Perdón de saldo

Una vez que parece que por aquí arriba nos vamos a librar del bochorno de la amnistía fiscal, siento una enorme curiosidad por ver lo que dará de sí allá donde sí se aplicará. A ojo de los cuberos económicos del Gobierno español, emergerán de las tinieblas 25.000 millones de euros —pagaría una caña y un pincho de tortilla por saber cómo se calcula eso— de los que, en virtud del mordisquito penitencial del 10 por ciento, quedarán en las arcas 2.500. Acostumbrados a las cifras estratosféricas que escuchamos, eso suena a pedrea miserable. ¿Merece la pena entregar la dignidad y los principios de la justicia recaudatoria a cambio de ese plato de lentejas? Hay quien ha decidido que sí, y como tiene mayoría absoluta y la vergüenza escasa, los demás, a tragar.

Supongo que nos lo ocultarán celosamente, pero me temo que el chasco será comprobar que no se rascará ni eso. Alguien que no se paró en barras para arramplar con mil no se conformará con novecientos, y muchos menos, si al señalarse como antiguo pecador intuye que se está cerrando la puerta a futuros desfalcos. La conciencia no es el fuerte de los depredadores. ¿Y el patriotismo al que han apelado Rajoy, Guindos, Montoro y Soraya? No contesto a eso porque el ataque de risa me impediría terminar la columna.
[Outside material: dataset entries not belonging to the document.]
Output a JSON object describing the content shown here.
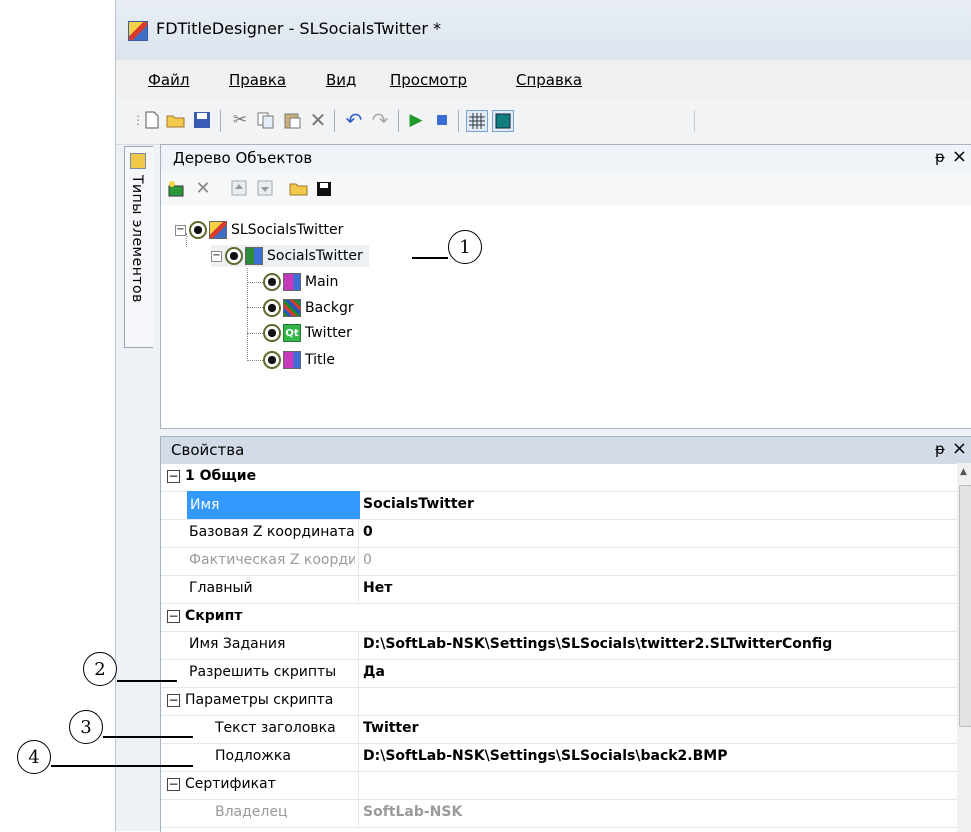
{
  "window": {
    "title": "FDTitleDesigner - SLSocialsTwitter *"
  },
  "menu": [
    {
      "label": "Файл"
    },
    {
      "label": "Правка"
    },
    {
      "label": "Вид"
    },
    {
      "label": "Просмотр"
    },
    {
      "label": "Справка"
    }
  ],
  "side_tab": {
    "label": "Типы элементов"
  },
  "tree_panel": {
    "title": "Дерево Объектов",
    "pin": "ᵽ",
    "close": "×",
    "nodes": [
      {
        "label": "SLSocialsTwitter"
      },
      {
        "label": "SocialsTwitter"
      },
      {
        "label": "Main"
      },
      {
        "label": "Backgr"
      },
      {
        "label": "Twitter"
      },
      {
        "label": "Title"
      }
    ]
  },
  "props_panel": {
    "title": "Свойства",
    "rows": [
      {
        "name": "1 Общие",
        "value": ""
      },
      {
        "name": "Имя",
        "value": "SocialsTwitter"
      },
      {
        "name": "Базовая Z координата",
        "value": "0"
      },
      {
        "name": "Фактическая Z координата",
        "value": "0"
      },
      {
        "name": "Главный",
        "value": "Нет"
      },
      {
        "name": "Скрипт",
        "value": ""
      },
      {
        "name": "Имя Задания",
        "value": "D:\\SoftLab-NSK\\Settings\\SLSocials\\twitter2.SLTwitterConfig"
      },
      {
        "name": "Разрешить скрипты",
        "value": "Да"
      },
      {
        "name": "Параметры скрипта",
        "value": ""
      },
      {
        "name": "Текст заголовка",
        "value": "Twitter"
      },
      {
        "name": "Подложка",
        "value": "D:\\SoftLab-NSK\\Settings\\SLSocials\\back2.BMP"
      },
      {
        "name": "Сертификат",
        "value": ""
      },
      {
        "name": "Владелец",
        "value": "SoftLab-NSK"
      }
    ]
  },
  "callouts": [
    "1",
    "2",
    "3",
    "4"
  ],
  "colors": {
    "selection": "#3399ff",
    "panel_border": "#a5b2c2"
  }
}
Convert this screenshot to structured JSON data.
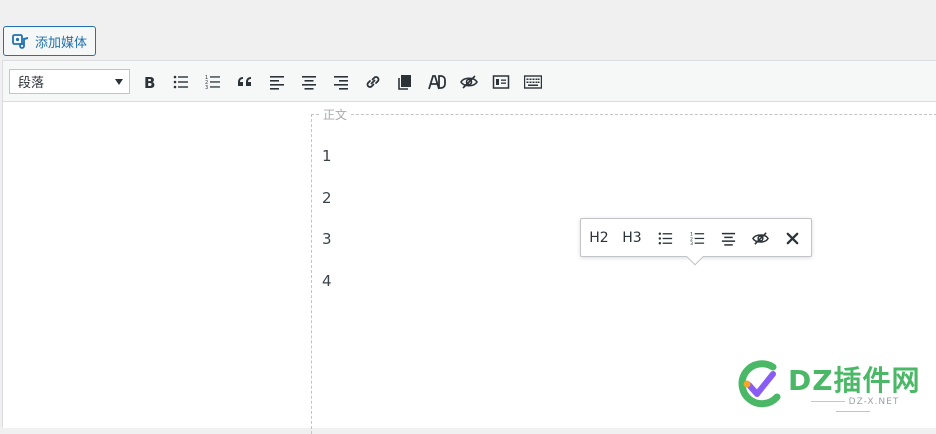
{
  "header": {
    "add_media_label": "添加媒体"
  },
  "toolbar": {
    "format_value": "段落",
    "buttons": [
      {
        "name": "bold-icon"
      },
      {
        "name": "bullet-list-icon"
      },
      {
        "name": "numbered-list-icon"
      },
      {
        "name": "blockquote-icon"
      },
      {
        "name": "align-left-icon"
      },
      {
        "name": "align-center-icon"
      },
      {
        "name": "align-right-icon"
      },
      {
        "name": "link-icon"
      },
      {
        "name": "copy-icon"
      },
      {
        "name": "ad-icon"
      },
      {
        "name": "hide-icon"
      },
      {
        "name": "frame-icon"
      },
      {
        "name": "keyboard-icon"
      }
    ]
  },
  "editor": {
    "block_label": "正文",
    "lines": [
      "1",
      "2",
      "3",
      "4"
    ]
  },
  "inline_toolbar": {
    "h2_label": "H2",
    "h3_label": "H3"
  },
  "watermark": {
    "brand": "DZ插件网",
    "domain": "DZ-X.NET",
    "colors": {
      "green": "#4ab866",
      "purple": "#8a5cf6",
      "orange": "#f5a623"
    }
  }
}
Tiene toda la pinta de que la única utilidad de esta ocurrencia será alimentar aun más la instaladísima idea que sostiene que pagar impuestos es de imbéciles o de pardillos agarrados la nómina. Por si no fuera suficiente con las fórmulas escrupulosamente legales para llevárselo crudo —siempre a partir de unas ganancias muchimillonarias—, se institucionaliza un perdón de saldo para quien ni siquiera se ha tomado la molestia de rellenar un par de impresos. O, peor aún, cuando a algunos los pillan con la mano en el tarro de mermelada, salen en tromba sus compañeros de partido a clamar por su sacrosanto derecho a la confidencialidad.

Cuatro coches y una ayuda social

Han tenido que llegar las vacas flaquísimas para que los ayuntamientos cayesen en la cuenta de que llevaban años regalando un aguinaldo de la partida presuntamente social a quien, por ejemplo, tiene un chalé y una autocaravana. O a quien se ha comprado dos furgonetas nuevas en unos meses. O al propietario de un BMW, un Volkswagen Polo Coupe, un Hyundai y una Renault Kangoo. Desgraciadamente, no son casos figurados. Ni esos, ni el resto de los que enumeraba en DEIA Olga Sáez, con datos proporcionados por el consistorio de Bilbao, donde se han detectado 1.254 posibles fraudes. En Gasteiz hay otros cuatrocientos, más de quinientos en Barakaldo y así, me temo, suma y sigue. Mientras, el hombre del que les hablaba ayer, Luis Miguel Santamaría, duerme en la puñetera calle porque en las arcas de su municipio sólo quedan telarañas.

Está muy bien -a la fuerza ahorcan- que los administradores de esos dineros se echen las manos a la cabeza ahora que las cajas están vacías. Lo incomprensible es que no hayan movido un dedo antes. Siempre me ha maravillado la facilidad con que los guardianes del orden ciudadano encuentran mi coche para blasonarlo con una multa cinco minutos después de que me caduque la OTA y, sin embargo, no haya un cuerpo de husmeadores igual de efectivo para dar con estos trileros de las ayudas sociales. Basta pisar un poco la calle para saber que la mayoría de estos estafadores actúan a plena luz del día y que incluso los hay que, en lugar de ocultar su trampa, presumen de ella porque todavía está bien visto darle un bocado a la pasta pública.

Igual que la Gürtel

Merece la pena que nos detengamos en esa disculpa social -cuando no aplauso- del timo a la Administración. No falta quien lo tiene teorizado como una especie de redistrubición de la riqueza por las bravas o, sin más, como una muestra de inteligencia y osadía de quien lo comete. A mi me parece tan latrocinio como lo de la Gürtel o la Malaya. El tipo ese de los cuatro coches -que, por cierto, luego se compró un Mercedes descapotable y un Volkswagen Touareg- me despierta tanta simpatía como Cachuli o el tal Roca de los wáteres de oro.

Con dolor, anoto también la decepción que me ha producido ver que algunos colectivos que luchan a pie de obra contra la exclusión califiquen las investigaciones como “criminalización de la pobreza”. Seguro que algún munícipe sin entrañas ha aprovechado el viaje para cepillarse un puñado de ayudas justas. Denúnciese cada caso así, pero no amparemos a los que, sin necesitarlo, se lo llevan crudo.